The dogs quickly get used to the routine, Stephanie said. “It’s so cute to watch when a dog starts coming every day. They know who their friends are and go straight for them. That socialization and being part of the pack is important. We want our dogs to have a good, positive experience.”

Pet parents easily become mesmerized by Muttcams, live-action cameras that allow parents to peek in on their pup having a good time. Muttcam can be livestreamed on Camp Run-A-Mutt website or on a mobile app.

“It’s like reality TV. They can watch at work or wherever they’re at and see what their fur baby is doing. This is part of our transparency,” Stefanie explained.
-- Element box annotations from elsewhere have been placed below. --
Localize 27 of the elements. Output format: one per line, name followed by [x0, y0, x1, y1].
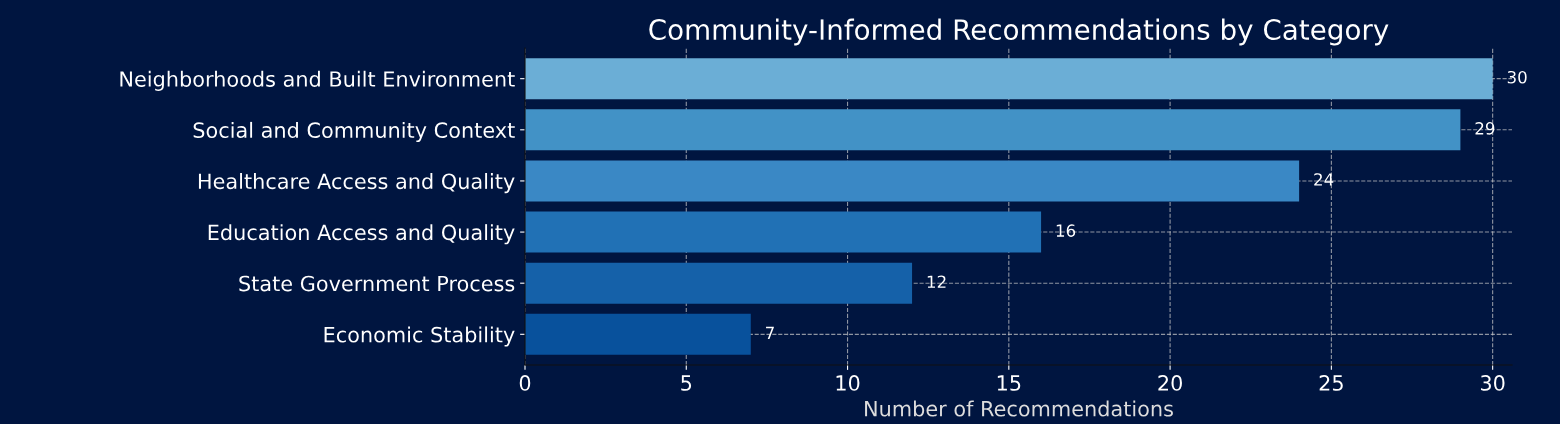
x-tick-label: 20	[1158, 375, 1182, 391]
data-label: 16	[1056, 224, 1076, 237]
x-tick-label: 5	[681, 375, 692, 391]
y-tick-label: Healthcare Access and Quality	[198, 173, 515, 194]
y-tick-label: Education Access and Quality	[208, 224, 515, 245]
data-label: 30	[1507, 70, 1527, 84]
x-tick-label: 0	[519, 375, 531, 391]
bar	[525, 211, 1042, 253]
x-tick-label: 30	[1480, 375, 1505, 391]
bar	[525, 262, 913, 304]
bar	[525, 313, 751, 355]
y-tick-label: State Government Process	[239, 275, 515, 292]
y-tick-label: Neighborhoods and Built Environment	[120, 70, 515, 91]
data-label: 29	[1475, 122, 1495, 135]
chart-title: Community-Informed Recommendations by Category	[649, 18, 1389, 46]
x-tick-label: 15	[997, 375, 1021, 391]
data-label: 12	[927, 275, 946, 288]
x-tick-label: 10	[836, 375, 860, 391]
y-tick-label: Economic Stability	[324, 326, 515, 347]
bar	[525, 58, 1493, 100]
bar	[525, 160, 1300, 202]
data-label: 7	[766, 326, 774, 339]
x-tick-label: 25	[1319, 375, 1343, 391]
bar	[525, 109, 1461, 151]
data-label: 24	[1314, 173, 1334, 186]
y-tick-label: Social and Community Context	[193, 121, 515, 143]
x-axis-title: Number of Recommendations	[865, 400, 1173, 417]
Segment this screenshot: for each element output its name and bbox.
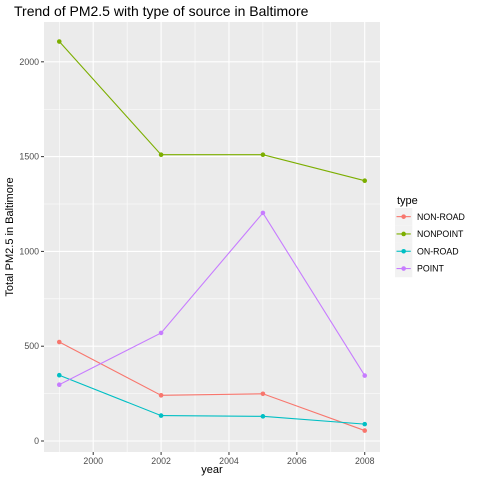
x-tick-label: 2006: [287, 456, 307, 466]
legend-dot-point: [401, 266, 406, 271]
x-tick-label: 2000: [83, 456, 103, 466]
data-point-nonpoint: [159, 152, 164, 157]
data-point-non-road: [261, 391, 266, 396]
data-point-on-road: [362, 422, 367, 427]
x-tick-label: 2002: [151, 456, 171, 466]
data-point-nonpoint: [362, 178, 367, 183]
y-tick-label: 2000: [19, 57, 39, 67]
plot-panel: [44, 22, 380, 452]
data-point-non-road: [159, 393, 164, 398]
data-point-point: [261, 211, 266, 216]
data-point-point: [57, 382, 62, 387]
data-point-non-road: [57, 340, 62, 345]
legend-dot-nonpoint: [401, 232, 406, 237]
data-point-point: [362, 373, 367, 378]
y-tick-label: 1000: [19, 246, 39, 256]
data-point-nonpoint: [57, 39, 62, 44]
y-tick-label: 1500: [19, 152, 39, 162]
legend-dot-non-road: [401, 214, 406, 219]
data-point-nonpoint: [261, 152, 266, 157]
x-axis-title: year: [201, 464, 223, 476]
data-point-on-road: [159, 413, 164, 418]
data-point-on-road: [261, 414, 266, 419]
y-axis-title: Total PM2.5 in Baltimore: [4, 177, 16, 296]
x-tick-label: 2008: [355, 456, 375, 466]
data-point-point: [159, 331, 164, 336]
chart-title: Trend of PM2.5 with type of source in Ba…: [14, 3, 309, 19]
legend-label-nonpoint: NONPOINT: [417, 229, 464, 239]
data-point-non-road: [362, 428, 367, 433]
data-point-on-road: [57, 373, 62, 378]
legend-title: type: [397, 195, 418, 207]
legend-label-non-road: NON-ROAD: [417, 212, 465, 222]
legend-label-on-road: ON-ROAD: [417, 246, 459, 256]
legend-label-point: POINT: [417, 264, 445, 274]
legend-dot-on-road: [401, 249, 406, 254]
y-tick-label: 500: [24, 341, 39, 351]
y-tick-label: 0: [34, 436, 39, 446]
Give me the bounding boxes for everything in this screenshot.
In addition, Camp Run-A-Mutt will offer cage-free, fully supervised overnight boarding after a proposed change to Iowa state regulation is passed.

All dogs must have current vaccinations, including canine influenza, and all dogs over six months old must be spayed or neutered. Canine clients must pass a 15-minute temperament test that owners can watch on a monitor. Then the dog can join the pack. “Our staff is trained to be aware of behaviors, as well as techniques like redirection,” Stefanie said.

Presently there are 10 staff members. “They have to learn each dog’s name, characteristic, personality and temperament and get to know how they play,” she said. Staff is trained in first aid and pet CPR.

Camp Run-A-Mutt offers grooming services and training using positive reinforcement techniques in partnership with Roxy Anderson and the Finishing School for Dogs.

The Hartels have formed partnerships with Den Herder Veterinary Hospital to offer vaccination clinics, etc., and the Camp Run-A-Mutt boutique sells treats and items from the Scoop Feed & Supply in Waterloo, as well as T-shirts, dog collars and leashes and more.